Effects on T-cell homeostasis upon PFOS exposure are neutrophil dependent in colitic mice. (A) Experimental outline. Mice received a single dose of TNBS (2.5%, in 50% ethanol, intrarectally administered), five doses of PFOS (10 mg/kg/total dose, orally gavaged) and 500 µg per dose of anti-Ly6G monoclonal antibody every other day. (B,C) Violin plots showing the absolute numbers of CD45⁺ (B) and CD4⁺ (C) T cells in spleen analyzed by flow cytometry. n=3-8, four experiments. (D-G) Flow cytometry analysis of FOXP3⁺ (D,E) and RORγt⁺ (F,G) CD4⁺ T cells in the spleen, following neutrophil depletion. Violin plots represent the absolute numbers and frequencies of these populations out of CD45⁺ cells. n=3-8, four experiments. The black line represents the median. NS, not significant; *P<0.05, **P<0.01, ***P<0.001. One-way ANOVA with Fisher's LSD test.
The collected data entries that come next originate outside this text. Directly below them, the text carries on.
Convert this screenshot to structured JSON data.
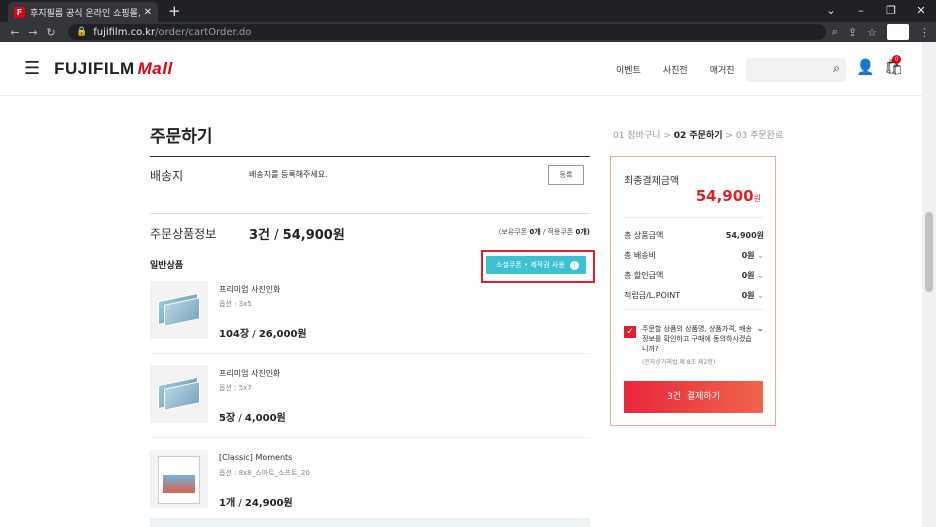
{
  "browser": {
    "tab_title": "후지필름 공식 온라인 쇼핑몰, 후",
    "favicon_text": "F",
    "url_domain": "fujifilm.co.kr",
    "url_path": "/order/cartOrder.do"
  },
  "header": {
    "logo_text": "FUJIFILM",
    "logo_mall": "Mall",
    "nav": [
      "이벤트",
      "사진전",
      "매거진"
    ],
    "cart_count": "0"
  },
  "page": {
    "title": "주문하기",
    "steps": {
      "step1": "01 장바구니",
      "step2": "02 주문하기",
      "step3": "03 주문완료",
      "sep": ">"
    }
  },
  "shipping": {
    "label": "배송지",
    "text": "배송지를 등록해주세요.",
    "register_label": "등록"
  },
  "order_products": {
    "label": "주문상품정보",
    "count": "3건",
    "total": "54,900원",
    "coupon_owned_label": "(보유쿠폰",
    "coupon_owned": "0개",
    "coupon_applied_label": "/ 적용쿠폰",
    "coupon_applied": "0개)",
    "general_label": "일반상품",
    "coupon_button": "소셜쿠폰 • 제작권 사용"
  },
  "items": [
    {
      "name": "프리미엄 사진인화",
      "option": "옵션 : 3x5",
      "qty": "104장",
      "price": "26,000원"
    },
    {
      "name": "프리미엄 사진인화",
      "option": "옵션 : 5x7",
      "qty": "5장",
      "price": "4,000원"
    },
    {
      "name": "[Classic] Moments",
      "option": "옵션 : 8x8_스마트_소프트_20",
      "qty": "1개",
      "price": "24,900원"
    }
  ],
  "summary": {
    "final_title": "최종결제금액",
    "final_amount": "54,900",
    "won": "원",
    "rows": [
      {
        "label": "총 상품금액",
        "value": "54,900원"
      },
      {
        "label": "총 배송비",
        "value": "0원"
      },
      {
        "label": "총 할인금액",
        "value": "0원"
      },
      {
        "label": "적립금/L.POINT",
        "value": "0원"
      }
    ],
    "agree_text": "주문할 상품의 상품명, 상품가격, 배송정보를 확인하고 구매에 동의하시겠습니까?",
    "agree_note": "(전자상거래법 제 8조 제2항)",
    "pay_count": "3건",
    "pay_label": "결제하기"
  },
  "colors": {
    "accent": "#e0202c",
    "coupon": "#3cc1d0"
  }
}
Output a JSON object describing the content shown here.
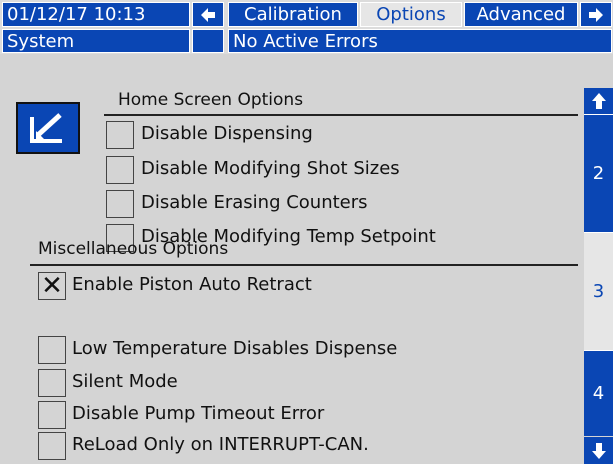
{
  "header": {
    "datetime": "01/12/17 10:13",
    "tabs": [
      {
        "label": "Calibration"
      },
      {
        "label": "Options",
        "active": true
      },
      {
        "label": "Advanced"
      }
    ],
    "status_left": "System",
    "status_message": "No Active Errors"
  },
  "home_screen": {
    "title": "Home Screen Options",
    "options": [
      {
        "label": "Disable Dispensing",
        "checked": false
      },
      {
        "label": "Disable Modifying Shot Sizes",
        "checked": false
      },
      {
        "label": "Disable Erasing Counters",
        "checked": false
      },
      {
        "label": "Disable Modifying Temp Setpoint",
        "checked": false
      }
    ]
  },
  "misc": {
    "title": "Miscellaneous Options",
    "options": [
      {
        "label": "Enable Piston Auto Retract",
        "checked": true
      },
      {
        "label": "Low Temperature Disables Dispense",
        "checked": false
      },
      {
        "label": "Silent Mode",
        "checked": false
      },
      {
        "label": "Disable Pump Timeout Error",
        "checked": false
      },
      {
        "label": "ReLoad Only on INTERRUPT-CAN.",
        "checked": false
      }
    ]
  },
  "pager": {
    "pages": [
      "2",
      "3",
      "4"
    ],
    "active_page": "3"
  },
  "icons": {
    "left_arrow": "left-arrow-icon",
    "right_arrow": "right-arrow-icon",
    "up_arrow": "up-arrow-icon",
    "down_arrow": "down-arrow-icon",
    "edit": "edit-icon",
    "check_mark": "✕"
  },
  "colors": {
    "accent": "#0a46b4",
    "background": "#d4d4d4",
    "active_tab": "#e6e6e6"
  }
}
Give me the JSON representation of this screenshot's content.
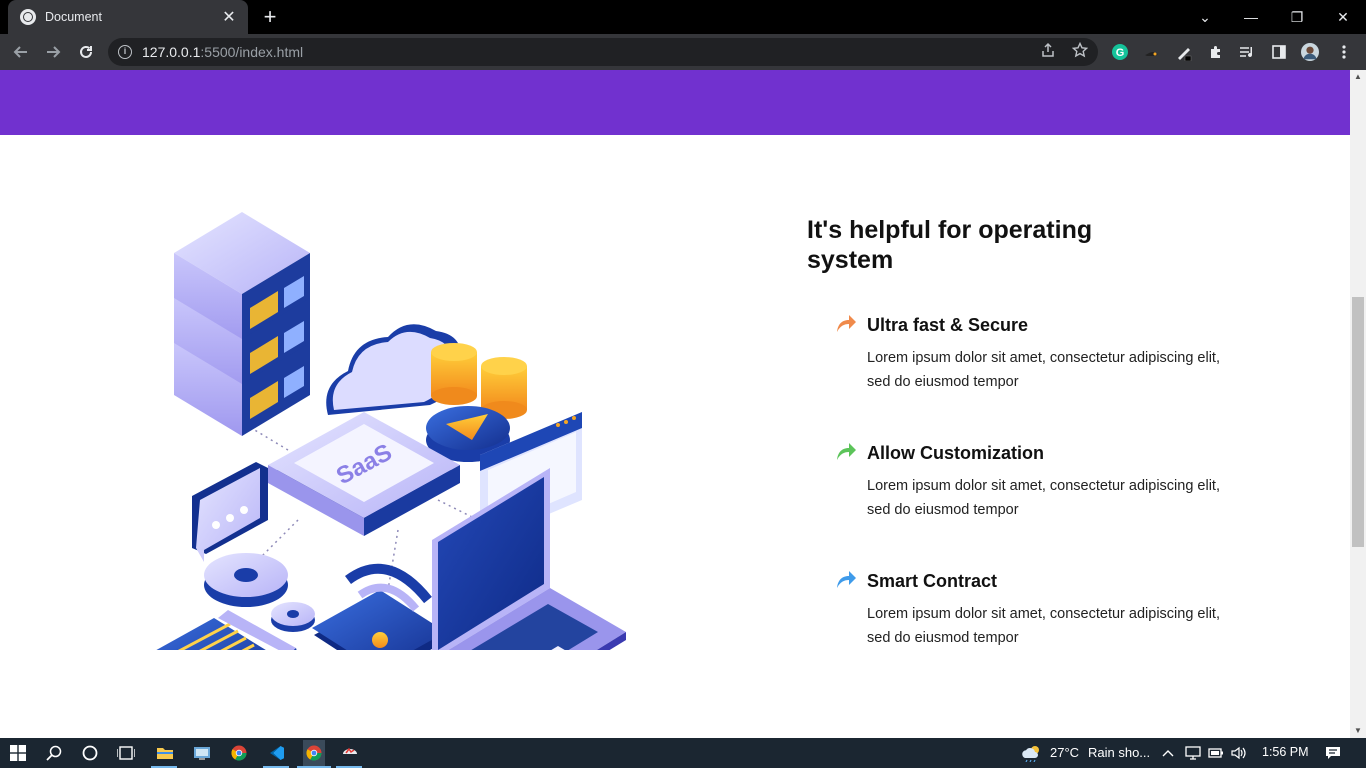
{
  "browser": {
    "tab_title": "Document",
    "tab_close": "✕",
    "new_tab": "+",
    "url_host": "127.0.0.1",
    "url_rest": ":5500/index.html",
    "window_controls": [
      "⌄",
      "—",
      "❐",
      "✕"
    ]
  },
  "page": {
    "illustration_label": "SaaS",
    "section_title": "It's helpful for operating system",
    "features": [
      {
        "title": "Ultra fast & Secure",
        "description": "Lorem ipsum dolor sit amet, consectetur adipiscing elit, sed do eiusmod tempor",
        "arrow_color": "#f08a4b"
      },
      {
        "title": "Allow Customization",
        "description": "Lorem ipsum dolor sit amet, consectetur adipiscing elit, sed do eiusmod tempor",
        "arrow_color": "#5cc45a"
      },
      {
        "title": "Smart Contract",
        "description": "Lorem ipsum dolor sit amet, consectetur adipiscing elit, sed do eiusmod tempor",
        "arrow_color": "#3f9bea"
      }
    ],
    "band_color": "#7131cf"
  },
  "taskbar": {
    "weather": "27°C",
    "weather_desc": "Rain sho...",
    "time": "1:56 PM"
  }
}
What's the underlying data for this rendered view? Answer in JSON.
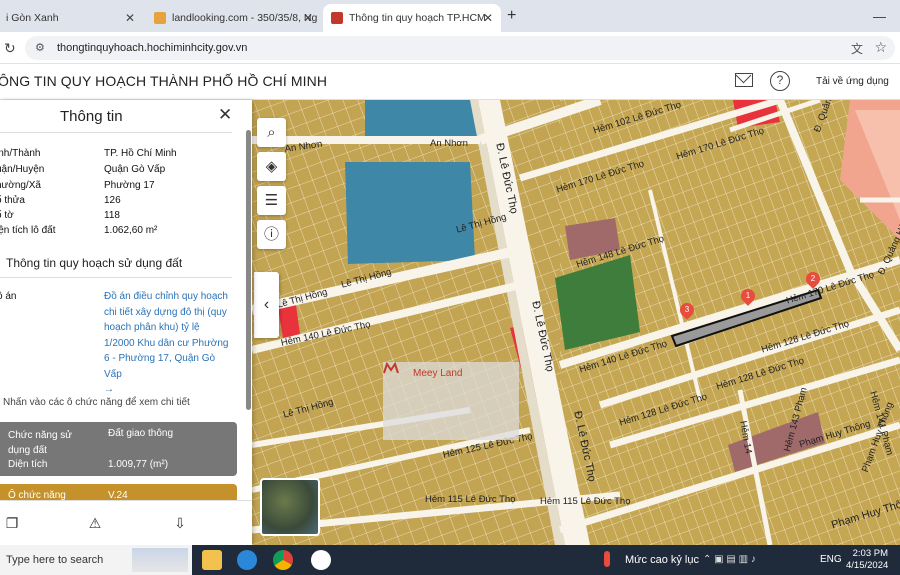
{
  "browser": {
    "tabs": [
      {
        "label": "i Gòn Xanh",
        "active": false
      },
      {
        "label": "landlooking.com - 350/35/8, Ng",
        "active": false
      },
      {
        "label": "Thông tin quy hoạch TP.HCM",
        "active": true
      }
    ],
    "url": "thongtinquyhoach.hochiminhcity.gov.vn"
  },
  "site": {
    "title": "ÔNG TIN QUY HOẠCH THÀNH PHỐ HỒ CHÍ MINH",
    "download_app": "Tải về ứng dụng"
  },
  "panel": {
    "title": "Thông tin",
    "fields": [
      {
        "key": "ỉnh/Thành",
        "value": "TP. Hồ Chí Minh"
      },
      {
        "key": "uận/Huyện",
        "value": "Quận Gò Vấp"
      },
      {
        "key": "hường/Xã",
        "value": "Phường 17"
      },
      {
        "key": "ố thửa",
        "value": "126"
      },
      {
        "key": "ố tờ",
        "value": "118"
      },
      {
        "key": "iện tích lô đất",
        "value": "1.062,60 m²"
      }
    ],
    "section_title": "Thông tin quy hoạch sử dụng đất",
    "plan_key": "ồ án",
    "plan_value": "Đồ án điều chỉnh quy hoạch chi tiết xây dựng đô thị (quy hoạch phân khu) tỷ lệ 1/2000 Khu dân cư Phường 6 - Phường 17, Quận Gò Vấp",
    "plan_arrow": "→",
    "hint": "Nhấn vào các ô chức năng để xem chi tiết",
    "function_label": "Chức năng sử dụng đất",
    "function_value": "Đất giao thông",
    "area_label": "Diện tích",
    "area_value": "1.009,77 (m²)",
    "cell_label": "Ô chức năng",
    "cell_value": "V.24"
  },
  "map": {
    "labels": {
      "an_nhon_1": "An Nhơn",
      "an_nhon_2": "An Nhơn",
      "le_thi_hong_1": "Lê Thị Hồng",
      "le_thi_hong_2": "Lê Thị Hồng",
      "le_thi_hong_3": "Lê Thị Hồng",
      "le_thi_hong_4": "Lê Thị Hồng",
      "d_le_duc_tho_1": "Đ. Lê Đức Thọ",
      "d_le_duc_tho_2": "Đ. Lê Đức Thọ",
      "d_le_duc_tho_3": "Đ. Lê Đức Thọ",
      "hem_102": "Hẻm 102 Lê Đức Thọ",
      "hem_170_1": "Hẻm 170 Lê Đức Thọ",
      "hem_170_2": "Hẻm 170 Lê Đức Thọ",
      "hem_170_3": "Hẻm 170 Lê Đức Thọ",
      "hem_148": "Hẻm 148 Lê Đức Thọ",
      "hem_140_1": "Hẻm 140 Lê Đức Thọ",
      "hem_140_2": "Hẻm 140 Lê Đức Thọ",
      "hem_128_1": "Hẻm 128 Lê Đức Thọ",
      "hem_128_2": "Hẻm 128 Lê Đức Thọ",
      "hem_128_3": "Hẻm 128 Lê Đức Thọ",
      "hem_125": "Hẻm 125 Lê Đức Thọ",
      "hem_115_1": "Hẻm 115 Lê Đức Thọ",
      "hem_115_2": "Hẻm 115 Lê Đức Thọ",
      "d_quang_ham_1": "Đ. Quảng Hàm",
      "d_quang_ham_2": "Đ. Quảng Hàm",
      "pham_huy_thong_1": "Phạm Huy Thông",
      "pham_huy_thong_2": "Phạm Huy Thông",
      "pham_huy_thong_3": "Phạm Huy Thông",
      "hem_14": "Hẻm 14",
      "hem_143": "Hẻm 143 Phạm",
      "hem_141": "Hẻm 141 Phạm"
    },
    "markers": [
      "1",
      "2",
      "3"
    ],
    "watermark": "Meey Land"
  },
  "taskbar": {
    "search": "Type here to search",
    "weather": "Mức cao kỷ lục",
    "lang": "ENG",
    "time": "2:03 PM",
    "date": "4/15/2024"
  }
}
PFOS exposure during intestinal inflammation enhances neutrophil-mediated damage and leads to CD4⁺ T-cell expansion in the periphery. Scheme showing the proposed model in which PFOS exposure during ongoing intestinal inflammation leads to increased neutrophil recruitment, impairs epithelial barrier function and results in increased PFOS bioavailability and CD4⁺ T-cell numbers systemically.